The story told of the large number of forest fires ravaging Brazil. It said how “International concern is growing,” and how “French President Emanuel Macron… urged those attending the G-7 Summit… to put the fires at the top of the agenda.”
Blah. Blah. Blah.
I’m not taking away from forest fires. Unnatural forest fires are definitely some of the most noticeable causes (and effects) of global warming, and they should definitely be a major topic at any climate conference or international summit.
However, in the broader scheme of things, our inability to fix global warming is the result of something much bigger: ourselves.
At G-7, what these rich world ‘leaders’ don’t realize is that they are the culprits. And not only them. Everyone who makes a living in a first-world country and follows social norms is at fault.
But that’s not all.
In the United States, data from the U.S. Department of State, and the U.S. Energy Information Administration show that 95% of households own a car, and 88% of our energy is non-renewable, respectively.
None of these numbers are good, but they do have something to say about hypocrisy.
In fact, there’s a good chance that if you were listening to that NPR article, you were in your car, burning fossil fuels. A study published by Edison Research shows this, finding that 54% of radio listeners only listen to radio in the car.
So what does that say about your hypocrisy?
Every day when I walk out of school, there is always someone waiting in their car while their engine runs.
Not only does this waste gasoline and cost the driver more money, but it releases unnecessary carbon emissions, which cause asthma, allergies, lung and heart disease, and cancer, according to the National Institutes of Health.
The Environmental Defense Fund found that it is a myth that turning your car on and off will use more fuel, it is a myth that in the winter a car engine needs to be warmed up by idling before being driven, and it is a myth that constantly restarting a car engine will wear it out.

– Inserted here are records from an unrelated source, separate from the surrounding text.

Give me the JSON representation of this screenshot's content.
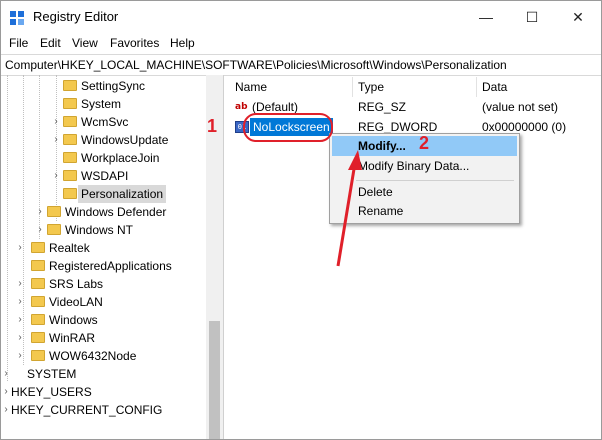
{
  "window": {
    "title": "Registry Editor",
    "minimize_glyph": "—",
    "maximize_glyph": "☐",
    "close_glyph": "✕"
  },
  "menu": [
    "File",
    "Edit",
    "View",
    "Favorites",
    "Help"
  ],
  "address": "Computer\\HKEY_LOCAL_MACHINE\\SOFTWARE\\Policies\\Microsoft\\Windows\\Personalization",
  "tree": {
    "items": [
      {
        "label": "SettingSync",
        "expander": "",
        "selected": false
      },
      {
        "label": "System",
        "expander": "",
        "selected": false
      },
      {
        "label": "WcmSvc",
        "expander": "›",
        "selected": false
      },
      {
        "label": "WindowsUpdate",
        "expander": "›",
        "selected": false
      },
      {
        "label": "WorkplaceJoin",
        "expander": "",
        "selected": false
      },
      {
        "label": "WSDAPI",
        "expander": "›",
        "selected": false
      },
      {
        "label": "Personalization",
        "expander": "",
        "selected": true
      },
      {
        "label": "Windows Defender",
        "expander": "›",
        "selected": false
      },
      {
        "label": "Windows NT",
        "expander": "›",
        "selected": false
      },
      {
        "label": "Realtek",
        "expander": "›",
        "selected": false
      },
      {
        "label": "RegisteredApplications",
        "expander": "",
        "selected": false
      },
      {
        "label": "SRS Labs",
        "expander": "›",
        "selected": false
      },
      {
        "label": "VideoLAN",
        "expander": "›",
        "selected": false
      },
      {
        "label": "Windows",
        "expander": "›",
        "selected": false
      },
      {
        "label": "WinRAR",
        "expander": "›",
        "selected": false
      },
      {
        "label": "WOW6432Node",
        "expander": "›",
        "selected": false
      },
      {
        "label": "SYSTEM",
        "expander": "›",
        "selected": false
      },
      {
        "label": "HKEY_USERS",
        "expander": "›",
        "selected": false
      },
      {
        "label": "HKEY_CURRENT_CONFIG",
        "expander": "›",
        "selected": false
      }
    ]
  },
  "values": {
    "columns": [
      "Name",
      "Type",
      "Data"
    ],
    "rows": [
      {
        "name": "(Default)",
        "type": "REG_SZ",
        "data": "(value not set)",
        "icon": "string-value-icon"
      },
      {
        "name": "NoLockscreen",
        "type": "REG_DWORD",
        "data": "0x00000000 (0)",
        "icon": "binary-value-icon"
      }
    ]
  },
  "context_menu": {
    "items": [
      "Modify...",
      "Modify Binary Data...",
      "Delete",
      "Rename"
    ]
  },
  "annotations": {
    "step1": "1",
    "step2": "2",
    "color": "#e0202a"
  },
  "colors": {
    "selection": "#0078d7",
    "menu_highlight": "#91c9f7",
    "folder": "#f3c84e"
  }
}
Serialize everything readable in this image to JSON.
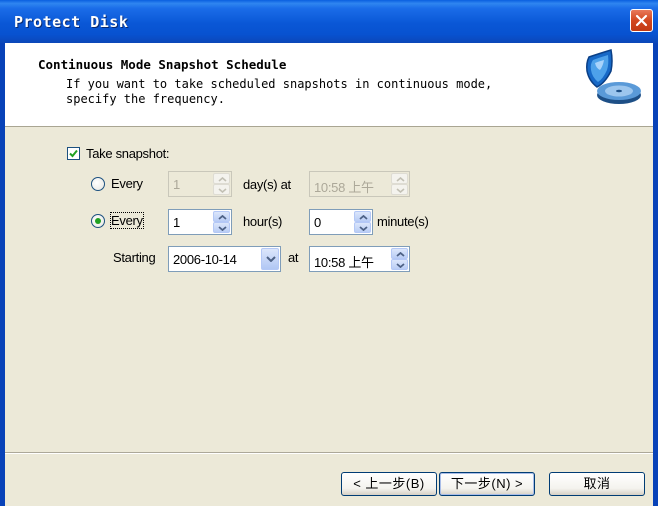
{
  "window": {
    "title": "Protect Disk",
    "close_icon": "close-icon"
  },
  "header": {
    "title": "Continuous Mode Snapshot Schedule",
    "description": "If you want to take scheduled snapshots in continuous mode,\nspecify the frequency.",
    "icon": "shield-disk-icon"
  },
  "form": {
    "take_snapshot": {
      "label": "Take snapshot:",
      "checked": true
    },
    "every_day": {
      "label": "Every",
      "selected": false,
      "days_value": "1",
      "days_unit": "day(s) at",
      "time_value": "10:58 上午"
    },
    "every_hour": {
      "label": "Every",
      "selected": true,
      "hours_value": "1",
      "hours_unit": "hour(s)",
      "minutes_value": "0",
      "minutes_unit": "minute(s)"
    },
    "starting": {
      "label": "Starting",
      "date_value": "2006-10-14",
      "at_label": "at",
      "time_value": "10:58 上午"
    }
  },
  "buttons": {
    "back": "< 上一步(B)",
    "next": "下一步(N) >",
    "cancel": "取消"
  },
  "colors": {
    "titlebar": "#0a57d6",
    "dialog_bg": "#ece9d8",
    "accent_check": "#21a121"
  }
}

As a general rule, if you are waiting for more than 5-10 seconds, turn your engine off.
The United States is the second-leading carbon dioxide emitter in the world (China is the first.) 29 percent of these emissions are a result of transportation.
And this is easily fixed.
According to the United States Department of Energy, idling wastes 6 billion gallons of fuel each year, while releasing 30 million tons of CO2. A single person turning off their engine may be small, but if no one idled, the impact would be immense.
I’m not saying this will counteract deforestation. It definitely will not. In 2018, the amount of forest loss in Brazil was equivalent to 1.1 billion tons of carbon dioxide emissions, 37 times more than idling. Brazil has the seventh highest carbon emissions rate on the planet.
But at the rate we are going, 30 millions tons is still a lot. And if no one drove cars and we switched to 100 percent renewable energy, we would reduce our total emissions by over half.
Not idling is just a start, but a necessary one.